Eight years after September 11 attacks / Fighting on the terrorists' turf
September 11 has long since stopped being only the date of the attacks that shook America and the world. It is also not Ground Zero in the war of the People of the Light against the People of the Dark. After all, the U.S. war on Iraq began ten years earlier and the modern war in Afghanistan started in 1979, when the Soviet Union invaded that country.
Even Al-Qaida, in its structure created by Osama bin Laden and cohorts, was not always an anti-American organization. Thousands of volunteers recruited by bin Laden acted alongside the Mujahideen to fulfill the American dream and kick the USSR out of the country. Bin Laden saw eye-to-eye with then-U.S. president Bush about the need to topple the heathen Saddam Hussein. Extremist Islamic organizations extracted a heavy price from Muslim countries even before the attack on the U.S.: 150,000 in Algeria, tens of thousands in Egypt and many thousands in other Arab and Muslim countries.
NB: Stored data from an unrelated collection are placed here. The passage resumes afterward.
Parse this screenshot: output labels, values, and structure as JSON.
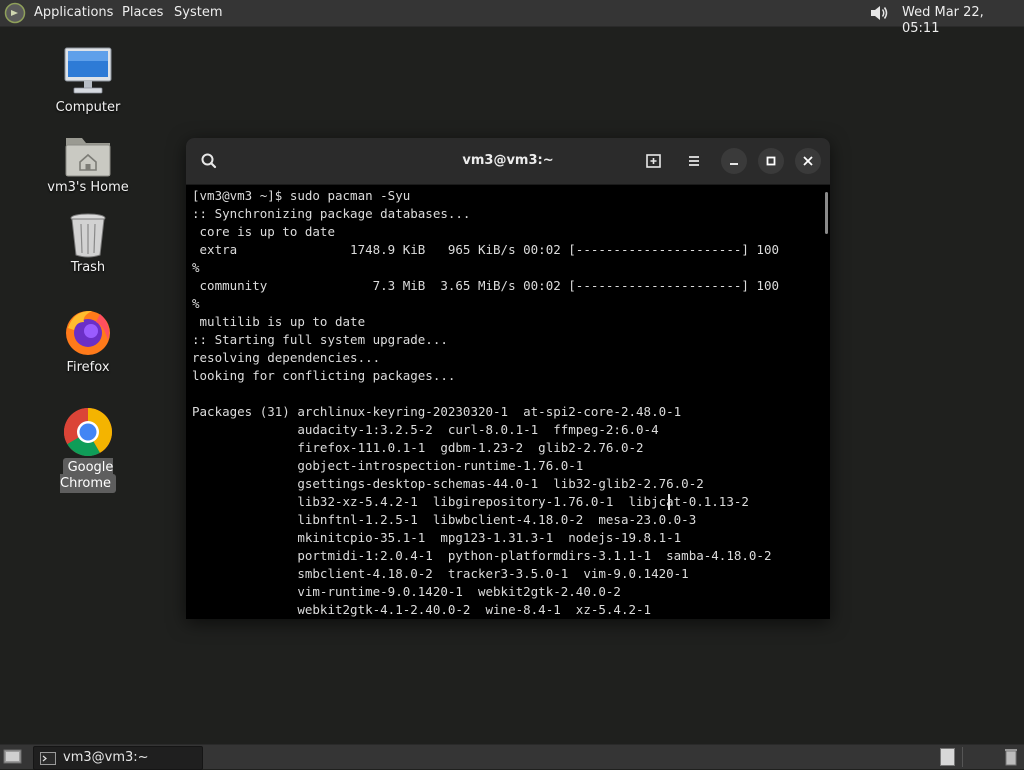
{
  "top_panel": {
    "menus": [
      "Applications",
      "Places",
      "System"
    ],
    "clock": "Wed Mar 22, 05:11"
  },
  "desktop_icons": [
    {
      "label": "Computer",
      "icon": "computer-icon"
    },
    {
      "label": "vm3's Home",
      "icon": "home-folder-icon"
    },
    {
      "label": "Trash",
      "icon": "trash-icon"
    },
    {
      "label": "Firefox",
      "icon": "firefox-icon"
    },
    {
      "label": "Google Chrome",
      "icon": "chrome-icon",
      "selected": true
    }
  ],
  "terminal": {
    "title": "vm3@vm3:~",
    "header_buttons": [
      "search-icon",
      "new-tab-icon",
      "hamburger-menu-icon",
      "minimize-icon",
      "maximize-icon",
      "close-icon"
    ],
    "lines": [
      "[vm3@vm3 ~]$ sudo pacman -Syu",
      ":: Synchronizing package databases...",
      " core is up to date",
      " extra               1748.9 KiB   965 KiB/s 00:02 [----------------------] 100",
      "%",
      " community              7.3 MiB  3.65 MiB/s 00:02 [----------------------] 100",
      "%",
      " multilib is up to date",
      ":: Starting full system upgrade...",
      "resolving dependencies...",
      "looking for conflicting packages...",
      "",
      "Packages (31) archlinux-keyring-20230320-1  at-spi2-core-2.48.0-1",
      "              audacity-1:3.2.5-2  curl-8.0.1-1  ffmpeg-2:6.0-4",
      "              firefox-111.0.1-1  gdbm-1.23-2  glib2-2.76.0-2",
      "              gobject-introspection-runtime-1.76.0-1",
      "              gsettings-desktop-schemas-44.0-1  lib32-glib2-2.76.0-2",
      "              lib32-xz-5.4.2-1  libgirepository-1.76.0-1  libjcat-0.1.13-2",
      "              libnftnl-1.2.5-1  libwbclient-4.18.0-2  mesa-23.0.0-3",
      "              mkinitcpio-35.1-1  mpg123-1.31.3-1  nodejs-19.8.1-1",
      "              portmidi-1:2.0.4-1  python-platformdirs-3.1.1-1  samba-4.18.0-2",
      "              smbclient-4.18.0-2  tracker3-3.5.0-1  vim-9.0.1420-1",
      "              vim-runtime-9.0.1420-1  webkit2gtk-2.40.0-2",
      "              webkit2gtk-4.1-2.40.0-2  wine-8.4-1  xz-5.4.2-1"
    ]
  },
  "bottom_panel": {
    "task_label": "vm3@vm3:~"
  },
  "colors": {
    "desktop_bg": "#1f201e",
    "panel_bg": "#353535",
    "terminal_bg": "#000000",
    "terminal_fg": "#dcdcdc",
    "header_bg": "#2b2b2b"
  }
}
September 11 signified a strategic about-face in the war on terror. No more secretive intelligence war, quiet assassinations and reliance on local governments, but all-out war of a regular army against regimes. Toppling the Taliban in Afghanistan, Saddam's Iraq regime and recently the non-violent battle against Syria are the new model adopted by the Bush administration.
Under that vision, these regimes were replaced by new, democratic regimes that could quickly replace the conquering army in the fight against terror organizations. But the results were far from the aspirations. The U.S. and international forces found themselves in a new reality, in which they were often forced to fight groups, tribes and ethnic populations, and interfere in complex local politics instead of focusing on destroying the organization. One of the most serious results is that the U.S. is now considered a conquering force and not a legitimate warrior against terror.
The extremist organizations, too, especially those aligned with Al-Qaida, quickly adopted an important strategic lesson: They no longer need to chase their targets overseas - the targets will come to them. But their success is not only measured in the number of foreign soldiers they kill, but also in the deeper they can mire the foreign forces in the mud of their homelands. They understand that as long as Afghanistan, Iraq and now also Yemen are unstable, the foreign forces will have trouble leaving their soil without declaring defeat.
This new strategic understanding was translated into restructuring. No more conglomerates of small organizations pinpointing carefully-chosen global targets, but the establishment of organized, well-equipped branches in each country: in Iraq and Afghanistan, but also in North Africa, in the south of the Arabian peninsula and in Egypt. They created a new combat doctrine for urban territory and found willing recruits who either opposed the U.S., or opposed the local government, or identified ethnically or religiously with the cause. That is how Al-Qaida earned political recognition in some such countries, and undermined the local regimes' ability to harm pockets of Al-Qaida support.
Eight years after the terror attacks in the U.S., bin Laden himself is no longer a target. The strategic question facing the U.S. is not how to destroy terror but how to get out whole from the conquered territories, as the continued occupation continues to feed the reason for the extreme organizations' existence.